Handwritten ledgers, unearthed late last week by Ukraine’s newly formed National Anti-Corruption Bureau, revealed previously undisclosed cash payments of $12.7 million apparently intended for Manafort. Yanukovych, presently living in exile in Russia, and his closest advisors are now being investigated by criminal prosecutors in Ukraine, according to the New York Times, which broke the story internationally on Sunday.
Trump’s new ringleader
The Trump campaign announced on Wednesday that Stephen Bannon, executive chairman of the pro-Trump website Breitbart News, would take over as campaign CEO, a move that startled rank-and-file Republicans long targeted politically by Bannon.

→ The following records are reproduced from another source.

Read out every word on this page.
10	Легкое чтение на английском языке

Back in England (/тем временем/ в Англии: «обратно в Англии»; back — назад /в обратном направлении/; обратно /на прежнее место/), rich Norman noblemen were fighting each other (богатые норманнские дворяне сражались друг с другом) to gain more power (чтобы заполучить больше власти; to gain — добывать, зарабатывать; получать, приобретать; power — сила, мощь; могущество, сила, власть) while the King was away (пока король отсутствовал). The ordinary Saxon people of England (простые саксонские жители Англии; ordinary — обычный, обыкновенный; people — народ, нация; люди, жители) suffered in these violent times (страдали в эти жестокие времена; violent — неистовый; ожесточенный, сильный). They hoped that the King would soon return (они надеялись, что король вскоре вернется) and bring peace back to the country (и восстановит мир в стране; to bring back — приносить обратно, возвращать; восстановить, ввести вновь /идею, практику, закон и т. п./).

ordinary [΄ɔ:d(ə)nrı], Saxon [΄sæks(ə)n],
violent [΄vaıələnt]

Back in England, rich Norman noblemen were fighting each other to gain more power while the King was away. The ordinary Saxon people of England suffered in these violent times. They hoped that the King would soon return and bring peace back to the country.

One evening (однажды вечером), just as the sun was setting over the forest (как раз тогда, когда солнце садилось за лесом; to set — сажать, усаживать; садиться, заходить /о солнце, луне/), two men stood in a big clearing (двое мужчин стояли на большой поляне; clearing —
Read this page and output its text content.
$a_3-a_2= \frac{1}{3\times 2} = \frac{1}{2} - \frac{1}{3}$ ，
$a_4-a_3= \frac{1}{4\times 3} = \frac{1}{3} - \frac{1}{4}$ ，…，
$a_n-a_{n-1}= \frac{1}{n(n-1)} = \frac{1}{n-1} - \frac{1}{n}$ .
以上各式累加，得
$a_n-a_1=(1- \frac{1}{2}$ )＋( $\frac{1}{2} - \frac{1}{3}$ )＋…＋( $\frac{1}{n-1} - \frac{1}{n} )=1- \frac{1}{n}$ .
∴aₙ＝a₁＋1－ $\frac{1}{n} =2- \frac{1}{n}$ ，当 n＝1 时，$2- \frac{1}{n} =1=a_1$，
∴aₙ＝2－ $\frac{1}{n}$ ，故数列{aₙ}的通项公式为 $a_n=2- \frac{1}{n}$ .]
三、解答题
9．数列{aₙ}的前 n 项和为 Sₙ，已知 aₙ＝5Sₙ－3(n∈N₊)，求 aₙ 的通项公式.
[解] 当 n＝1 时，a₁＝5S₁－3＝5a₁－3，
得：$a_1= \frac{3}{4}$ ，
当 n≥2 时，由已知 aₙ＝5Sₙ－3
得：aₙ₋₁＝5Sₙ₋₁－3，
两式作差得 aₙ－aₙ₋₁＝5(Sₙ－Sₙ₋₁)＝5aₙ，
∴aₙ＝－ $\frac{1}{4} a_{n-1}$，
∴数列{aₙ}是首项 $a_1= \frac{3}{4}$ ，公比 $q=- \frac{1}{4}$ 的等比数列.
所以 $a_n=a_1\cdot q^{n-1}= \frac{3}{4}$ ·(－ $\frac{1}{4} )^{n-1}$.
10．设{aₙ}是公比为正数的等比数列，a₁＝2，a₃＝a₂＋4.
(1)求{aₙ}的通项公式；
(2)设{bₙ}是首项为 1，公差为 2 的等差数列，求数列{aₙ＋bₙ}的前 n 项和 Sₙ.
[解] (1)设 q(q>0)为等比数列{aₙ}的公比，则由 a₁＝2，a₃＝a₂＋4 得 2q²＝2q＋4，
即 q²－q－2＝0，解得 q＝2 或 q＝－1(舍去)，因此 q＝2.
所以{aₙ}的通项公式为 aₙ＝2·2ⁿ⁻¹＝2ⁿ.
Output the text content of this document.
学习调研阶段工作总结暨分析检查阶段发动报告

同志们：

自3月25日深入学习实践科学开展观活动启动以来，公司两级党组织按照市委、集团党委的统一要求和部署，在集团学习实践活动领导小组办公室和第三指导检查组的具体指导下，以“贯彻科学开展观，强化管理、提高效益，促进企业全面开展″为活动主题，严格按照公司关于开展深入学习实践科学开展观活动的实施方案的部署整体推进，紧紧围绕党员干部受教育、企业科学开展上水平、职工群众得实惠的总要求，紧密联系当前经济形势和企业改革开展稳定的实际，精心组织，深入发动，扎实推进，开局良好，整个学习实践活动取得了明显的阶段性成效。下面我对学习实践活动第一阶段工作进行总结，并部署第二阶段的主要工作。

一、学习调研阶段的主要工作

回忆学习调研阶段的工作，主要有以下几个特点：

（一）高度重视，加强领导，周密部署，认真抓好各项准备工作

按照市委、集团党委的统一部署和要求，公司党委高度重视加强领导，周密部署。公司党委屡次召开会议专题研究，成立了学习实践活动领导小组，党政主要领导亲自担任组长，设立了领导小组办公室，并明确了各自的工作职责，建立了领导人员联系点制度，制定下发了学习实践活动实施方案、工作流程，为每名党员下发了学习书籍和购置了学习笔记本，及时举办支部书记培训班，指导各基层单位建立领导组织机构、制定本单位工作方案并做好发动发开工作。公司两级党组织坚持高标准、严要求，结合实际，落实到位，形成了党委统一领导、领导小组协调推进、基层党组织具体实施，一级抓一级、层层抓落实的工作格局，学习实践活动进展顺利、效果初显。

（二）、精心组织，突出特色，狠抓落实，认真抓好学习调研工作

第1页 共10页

Trump also promoted Republican strategist and pollster Kellyanne Conway to the position of campaign manager, previously held by Corey Lewandowski, who was fired in June at the behest of Trump’s children. Lewandowski is now a CNN political commentator.
Lewandowski and Manafort reportedly had clashing visions for the campaign, the latter of the two apparently hoping to tone down the off-color rhetoric for which Trump is infamous. The hiring of Bannon, however, is widely perceived as a leap in the opposite direction; Trump is effectively embracing the persona that has left him trailing Democrat Hillary Clinton in nearly every national poll since late July.
Prior to his departure, Manafort sought to paint the Trump campaign’s shake up—its second in as many months—as an expansion of its “top tier” staff. “Steve and Kellyanne are respected professionals,” he said in a statement, “who believe in Mr. Trump and his message and will undoubtedly help take the campaign to new levels of success.”